Lin plans to take them sightseeing around the city after a New Year’s Eve dinner at a hotpot restaurant. “It’s both a reunion and a mini vacation,” she said.
This year, many cities are holding more traditional festive activities, motivated by the inscription of the Spring Festival on UNESCO’s Representative List of the Intangible Cultural Heritage of Humanity in December.
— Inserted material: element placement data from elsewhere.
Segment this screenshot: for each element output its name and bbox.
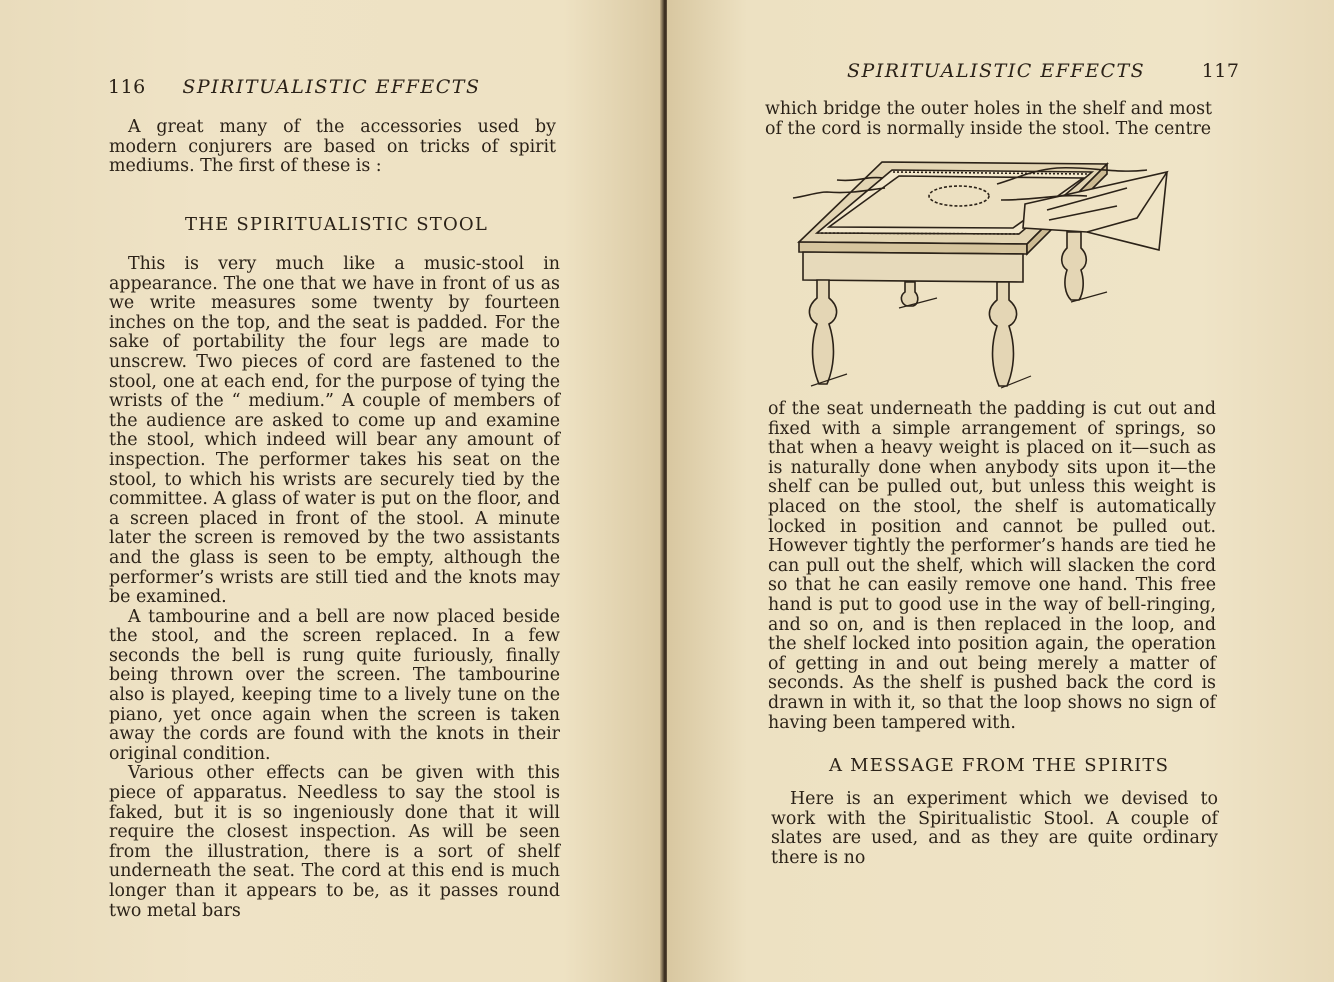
page-number: 117 xyxy=(1201,60,1240,82)
stool-with-shelf-illustration xyxy=(787,148,1197,396)
paragraph: of the seat underneath the padding is cut out and fixed with a simple arrangement of springs, so that when a heavy weight is placed on it—such as is naturally done when anybody sits upon it—the shelf can be pulled out, but unless this weight is placed on the stool, the shelf is automatically locked in position and cannot be pulled out. However tightly the performer’s hands are tied he can pull out the shelf, which will slacken the cord so that he can easily remove one hand. This free hand is put to good use in the way of bell-ringing, and so on, and is then replaced in the loop, and the shelf locked into position again, the operation of getting in and out being merely a matter of seconds. As the shelf is pushed back the cord is drawn in with it, so that the loop shows no sign of having been tampered with. xyxy=(768,399,1216,733)
paragraph: which bridge the outer holes in the shelf and most of the cord is normally inside the stool. The centre xyxy=(765,99,1212,139)
paragraph: Various other effects can be given with this piece of apparatus. Needless to say the stool is faked, but it is so ingeniously done that it will require the closest inspection. As will be seen from the illustration, there is a sort of shelf underneath the seat. The cord at this end is much longer than it appears to be, as it passes round two metal bars xyxy=(109,763,560,921)
left-running-head xyxy=(108,76,480,98)
paragraph: A tambourine and a bell are now placed beside the stool, and the screen replaced. In a few seconds the bell is rung quite furiously, finally being thrown over the screen. The tambourine also is played, keeping time to a lively tune on the piano, yet once again when the screen is taken away the cords are found with the knots in their original condition. xyxy=(109,606,560,764)
section-body-text xyxy=(771,790,1218,868)
intro-text xyxy=(109,118,556,177)
paragraph: This is very much like a music-stool in appearance. The one that we have in front of us as we write measures some twenty by fourteen inches on the top, and the seat is padded. For the sake of portability the four legs are made to unscrew. Two pieces of cord are fastened to the stool, one at each end, for the purpose of tying the wrists of the “ medium.” A couple of members of the audience are asked to come up and examine the stool, which indeed will bear any amount of inspection. The performer takes his seat on the stool, to which his wrists are securely tied by the committee. A glass of water is put on the floor, and a screen placed in front of the stool. A minute later the screen is removed by the two assistants and the glass is seen to be empty, although the performer’s wrists are still tied and the knots may be examined. xyxy=(109,254,560,608)
left-page xyxy=(0,0,663,982)
section-title: THE SPIRITUALISTIC STOOL xyxy=(185,214,489,235)
running-head-title: SPIRITUALISTIC EFFECTS xyxy=(847,60,1146,82)
running-head-title: SPIRITUALISTIC EFFECTS xyxy=(182,76,481,98)
section-title: A MESSAGE FROM THE SPIRITS xyxy=(829,755,1170,776)
explanation-text xyxy=(768,400,1216,733)
right-page xyxy=(667,0,1334,982)
right-running-head xyxy=(847,60,1239,82)
intro-paragraph: A great many of the accessories used by modern conjurers are based on tricks of spirit mediums. The first of these is : xyxy=(109,117,556,177)
body-text xyxy=(109,255,560,921)
continued-text xyxy=(765,100,1212,139)
page-number: 116 xyxy=(108,76,146,98)
paragraph: Here is an experiment which we devised to work with the Spiritualistic Stool. A couple of slates are used, and as they are quite ordinary there is no xyxy=(771,789,1218,868)
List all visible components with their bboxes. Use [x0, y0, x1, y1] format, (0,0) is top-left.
The southwestern megacity of Chongqing has planned more than 100 intangible cultural heritage exhibitions, bazaars and performances during the holiday.
“We hope visitors can feel the strong festive ambiance and the special charm of our cultural heritage,” said Tang Mao, the organizer of a cultural heritage bazaar in Chongqing’s bustling Jiefangbei commercial area, where over 40 artisans display traditional crafts like paper-cutting, New Year picture drawing and sugar-figure making.
HOLIDAY SHOPPING
For centuries, shopping has been a crucial part of Spring Festival preparations: from nice food to new clothes and carefully chosen gifts.
Liu Fengmei, a woman in her 70s in Shanghai, traveled over an hour by subway to First Foodhall, a time-honored food store on the iconic Nanjing Road, to stock up on traditional holiday snacks.
A long queue is seen outside the store, which, like many across the country at this time of the year, is filled with festive decorations and a dazzling array of traditional foods.
Following the UNESCO recognition, Chinese consumers also appear to be particularly interested in goods with a cultural festival flair.
Li Gang with the Ministry of Commerce said sales of neo-Chinese-style jewelry and goods featuring intangible cultural heritages have grown by 52.6 percent and 26.6 percent in the month-long online shopping event for the festival initiated by the ministry.
In recent years, the Spring Festival shopping lists have included more imported goods, reflecting Chinese people’s rising purchasing power and growing appetite for imported quality goods.
Earlier this month, a cargo ship loaded with 20,000 tonnes of Chilean cherries arrived at the Nansha Port in south China’s Guangzhou, perfectly timed to offer a festive treat for millions ahead of the Spring Festival.
“Chilean cherries, Australian lobsters and Russian snow crabs … the prices of imported products are quite attractive, so I plan to prepare a New Year’s Eve dinner that blends both Chinese and foreign flavors,” said a customer surnamed Guo at a store of fresh-food chain Freshippo in Beijing.
Driven by government-subsidized trade-in programs, mobile phones, wearable devices, and green and smart home appliances are also highly sought-after items ahead of the festival, according to the ministry.
“Spending on New Year’s goods can offer a glimpse into the resilience and vitality of consumption throughout the year,” said Hong Tao, director of the Institute of Business Economics at Beijing Technology and Business University, who expects a new wave of holiday consumption growth.